The former Royal Mail building on Bath Street will be replaced by a taller building housing student accomodation.
By Matt Jarram, Local Democracy Reporter

Controversial plans to demolish a former Royal Mail sorting office and replace it with a 13-storey student block described by a councillor as ‘monolithic’ have been approved.

More than 20 objections were lodged against the Bath Street development, which will stand around 140 feet tall and house 692 student beds.

Councillors sitting on Nottingham City Council’s planning committee said they hated the design but were in a “strait-jacket” when it came to rejecting it.

They said there were no sufficient grounds for refusing the application, and if it were refused on design grounds, it would be thrown out on appeal. This would then end up costing the council a significant amount, they added.

Talking on behalf of residents in St Ann’s, Cllr Dave Liversidge (Lab) called the building “monolithic.”

He said it would cause “a massive change in the local community” increasing the student population in this area of the city by more than 50 per cent.

He was backed by local residents and Nottingham Civic Society, which aired concerns over the height of the building, the effect on residential properties, and the noise and anti-social behaviour it will generate.

There were also concerns it would over-shadow St Mary’s Rest Garden, which houses a monument to Nottingham’s 19th century bare-knuckle boxing champion Bendigo Thompson.

But the council’s planning committee approved the 692-bed student development when they met on Wednesday, August 18.

The Bendigo Building will be a mix of studios and four to six bedroom flats, with six car parking spaces and 312 cycle spaces.

There will be two commercial units on the lower ground floor.

Planning officers have said there is a need to maintain an ongoing supply of additional student bedspaces to meet “increases in the number of students attending further and higher education courses in the city.”

They also say high-quality purpose-built accommodation attracts students out of residential areas such as Lenton and the Arboretum.

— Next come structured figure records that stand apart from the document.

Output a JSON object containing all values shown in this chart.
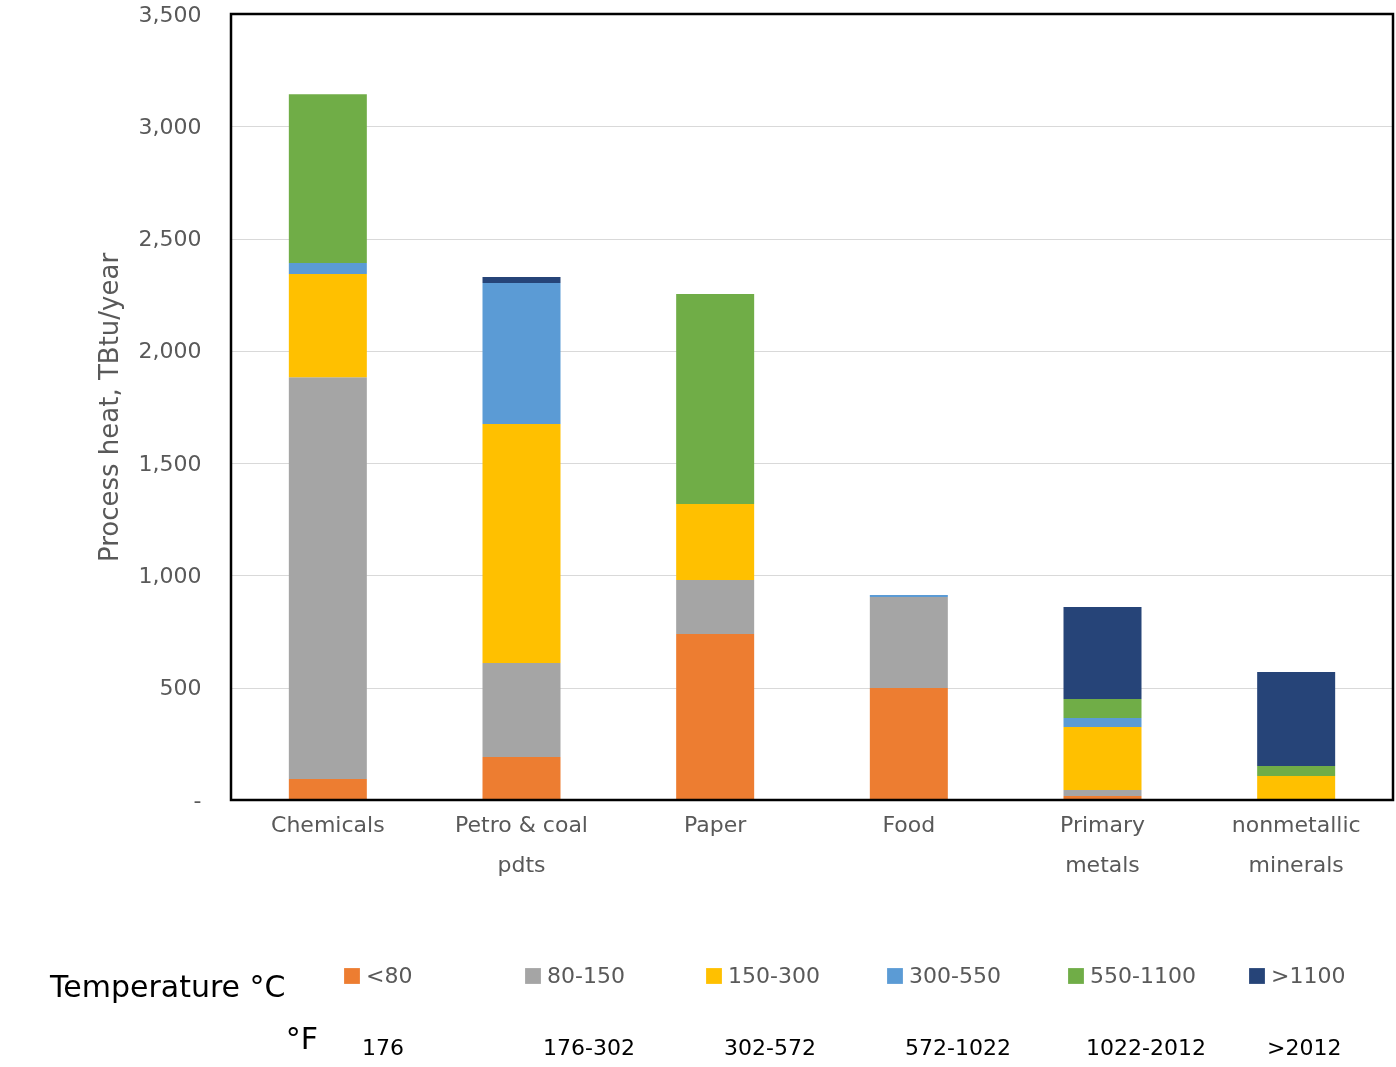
{
  "chart_data": {
    "type": "bar",
    "stacked": true,
    "ylabel": "Process heat, TBtu/year",
    "legend_title": "Temperature °C",
    "categories": [
      "Chemicals",
      "Petro & coal pdts",
      "Paper",
      "Food",
      "Primary metals",
      "nonmetallic minerals"
    ],
    "series": [
      {
        "name": "<80",
        "color": "#ed7d31",
        "values": [
          93,
          191,
          739,
          499,
          18,
          null
        ]
      },
      {
        "name": "80-150",
        "color": "#a5a5a5",
        "values": [
          1790,
          419,
          241,
          405,
          27,
          null
        ]
      },
      {
        "name": "150-300",
        "color": "#ffc000",
        "values": [
          459,
          1064,
          338,
          null,
          280,
          107
        ]
      },
      {
        "name": "300-550",
        "color": "#5b9bd5",
        "values": [
          49,
          628,
          null,
          9,
          40,
          null
        ]
      },
      {
        "name": "550-1100",
        "color": "#70ad47",
        "values": [
          752,
          null,
          935,
          null,
          85,
          44
        ]
      },
      {
        "name": ">1100",
        "color": "#264478",
        "values": [
          null,
          27,
          null,
          null,
          409,
          419
        ]
      }
    ],
    "ylim": [
      0,
      3500
    ],
    "yticks": [
      {
        "value": 0,
        "label": "-"
      },
      500,
      {
        "value": 1000,
        "label": "1,000"
      },
      {
        "value": 1500,
        "label": "1,500"
      },
      {
        "value": 2000,
        "label": "2,000"
      },
      {
        "value": 2500,
        "label": "2,500"
      },
      {
        "value": 3000,
        "label": "3,000"
      },
      {
        "value": 3500,
        "label": "3,500"
      }
    ],
    "grid": "y",
    "legend": "bottom",
    "annotations": [
      "°F",
      "176",
      "176-302",
      "302-572",
      "572-1022",
      "1022-2012",
      ">2012"
    ]
  }
}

Godwin Developments, who are in charge of the scheme, said the former Post Office sorting office has been vacant for almost 20 years resulting in “serious deterioration” and “cannot be refurbished.”

They argued the height of the building is “no taller than the previously approved planning application in the location.”

At the planning meeting, Cllr Sally Longford (Lab) said: “I am quite unhappy about this scheme. I think the architecture is uninspiring.

“I think we should be pushing for a better quality of design.  We will have this huge building over one of our special green spaces.

“It seems a terrible shame to allow something this dominating and heavy blocking the skyline.”

Councillor Wendy Smith (Lab) added: “To me it looks like a series of boxes with windows but when I see the buildings in reality they have looked a lot better.”

Councillor Gul Nawz-Khan (Lab) added: “I am also unhappy with the design. It just looks like a big brown block of bricks.”

Councillor Kevin Clarke (Nottingham Independents) described the development as looking like just another “lego building” in the city and was the only councillor to reject the plans.

Councillor Graham Chapman (Lab), chair of the planning committee, said there had been improvements to the designs over the last few weeks.

He said recommendations should be made as part of the approval to look into the brickwork and appearance of the building.

He said the council were “in a straitjacket” over its decision and it would be lost on appeal if they rejected the proposal on design grounds.

“Our justification is paper thin,” he added. “If we do not accommodate students coming here they will move to the private sector residential lets. We are trying to deflect that.”

He said the two universities keep on increasing numbers and therefore purpose-built student accommodation in the city is needed to house them.

The application was passed by councillors.